The War of Art: Winning the Inner Creative Battle By Steven Pressfield

The War of Art: Winning the Inner Creative Battle

by Steven Pressfield, Robert McKee (Foreword)
4 Rating
The War of Art Review

The book explains the perils of inner paralysis, inertia, and pitfalls of procrastination. It aims at the identification and self-awareness of those evil forces that repel us from focusing and completing our creative works and helps us to live our unlived lives.

The War of Art Review Summary Quotes Similar Books

Paperback, 168 pages

April 1, 2003 by Warner Books

Original Title
The War of Art: Winning the Inner Creative Battle
9780446691437 (ISBN10: 0446691437)
Edition Language
Literary Awards

Book Review

The book must be a mandatory read for anything that breaths. Pressfield has gone to great lengths to make us realize our vilest enemy, the “resistance.” The revelation for me in this book was countless forms of Resistance can assume to beat us. Whether we are rationalizing our failures or procrastinating important callings, we are being eaten by Resistance. The book makes us aware that our enemy will never die and follow us until we go six feet under. Another great lesson this book imparts to its readers is the detailed description of the properties of professionalism. By explaining what makes a professional different from an amateur, the author educates us to trace amateurism in ourselves. In short, the book is a bible in our pursuit of personal growth and must be read every year till our last breath.

Key Takeaways

  1. Resistance is the biggest enemy of creativity. Resistance is the voice that tells us we’re not good enough, that we should give up, and that we’re wasting our time.
  2. Procrastination is a symptom of resistance. When we procrastinate, we’re giving in to resistance.
  3. The key to overcoming resistance is to turn pro. This means showing up every day, doing the work, and treating creativity as a profession rather than a hobby.
  4. The professional mindset involves taking responsibility for our work, not making excuses, and being willing to endure criticism and rejection.
  5. Fear is a natural part of the creative process, but we can’t let it stop us. We have to be willing to take risks and push past our comfort zones.
  6. The creative process involves both inspiration and perspiration. We have to be willing to put in the hard work and do the less glamorous parts of the creative process, such as research and editing.
  7. We have to be willing to fail in order to succeed. Failure is a natural part of the creative process, and we can learn from our mistakes and keep moving forward.
  8. Finally, we have to trust in the creative process and believe in ourselves. We have to have faith that if we do the work and stay committed, we will achieve our goals.

The War of Art Summary

According to the author Steven Pressfield, to live our unlived lives, we must acknowledge the existence of Resistance. Unfortunately, a layman does not understand Resistance, whereas a professional knows its existence and how to tackle it.

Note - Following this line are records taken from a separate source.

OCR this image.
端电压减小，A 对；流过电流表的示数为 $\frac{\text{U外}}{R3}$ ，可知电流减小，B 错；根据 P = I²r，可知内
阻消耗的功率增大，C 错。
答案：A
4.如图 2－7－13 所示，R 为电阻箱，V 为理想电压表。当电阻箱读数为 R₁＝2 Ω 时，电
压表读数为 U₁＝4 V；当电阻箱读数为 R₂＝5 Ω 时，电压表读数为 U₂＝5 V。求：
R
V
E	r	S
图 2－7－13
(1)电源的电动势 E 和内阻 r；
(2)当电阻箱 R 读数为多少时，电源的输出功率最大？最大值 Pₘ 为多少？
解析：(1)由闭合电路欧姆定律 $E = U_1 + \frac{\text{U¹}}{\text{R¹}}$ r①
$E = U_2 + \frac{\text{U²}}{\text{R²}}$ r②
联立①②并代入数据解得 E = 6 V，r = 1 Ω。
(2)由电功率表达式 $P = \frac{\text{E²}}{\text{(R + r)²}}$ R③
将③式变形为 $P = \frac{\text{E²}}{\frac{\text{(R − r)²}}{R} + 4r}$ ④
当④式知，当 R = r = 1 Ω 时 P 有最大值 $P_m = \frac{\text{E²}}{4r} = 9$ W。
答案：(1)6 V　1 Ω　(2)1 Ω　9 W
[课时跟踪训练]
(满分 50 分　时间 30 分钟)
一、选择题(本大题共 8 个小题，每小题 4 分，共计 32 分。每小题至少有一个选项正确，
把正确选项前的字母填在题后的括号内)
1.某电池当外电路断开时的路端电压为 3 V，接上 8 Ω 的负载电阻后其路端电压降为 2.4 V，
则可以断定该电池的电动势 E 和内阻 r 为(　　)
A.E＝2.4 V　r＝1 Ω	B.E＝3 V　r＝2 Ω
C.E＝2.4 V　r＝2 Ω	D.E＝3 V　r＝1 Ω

Steven Pressfield believes everyone has some goal, but it prevents us from achieving our potential. The artist committing himself to his calling has volunteered for hell. Whether he knows it or not, he will be dining on a diet of isolation, rejection, self-doubt, fear of failure, despair, ridicule, contempt, and humiliation that will reinforce Resistance.

Favorite Quote From Author

“If you find yourself asking yourself (and your friends), “Am I really a writer? Am I really an artist?” chances are you are. The counterfeit innovator is wildly self-confident. The real one is scared to death.”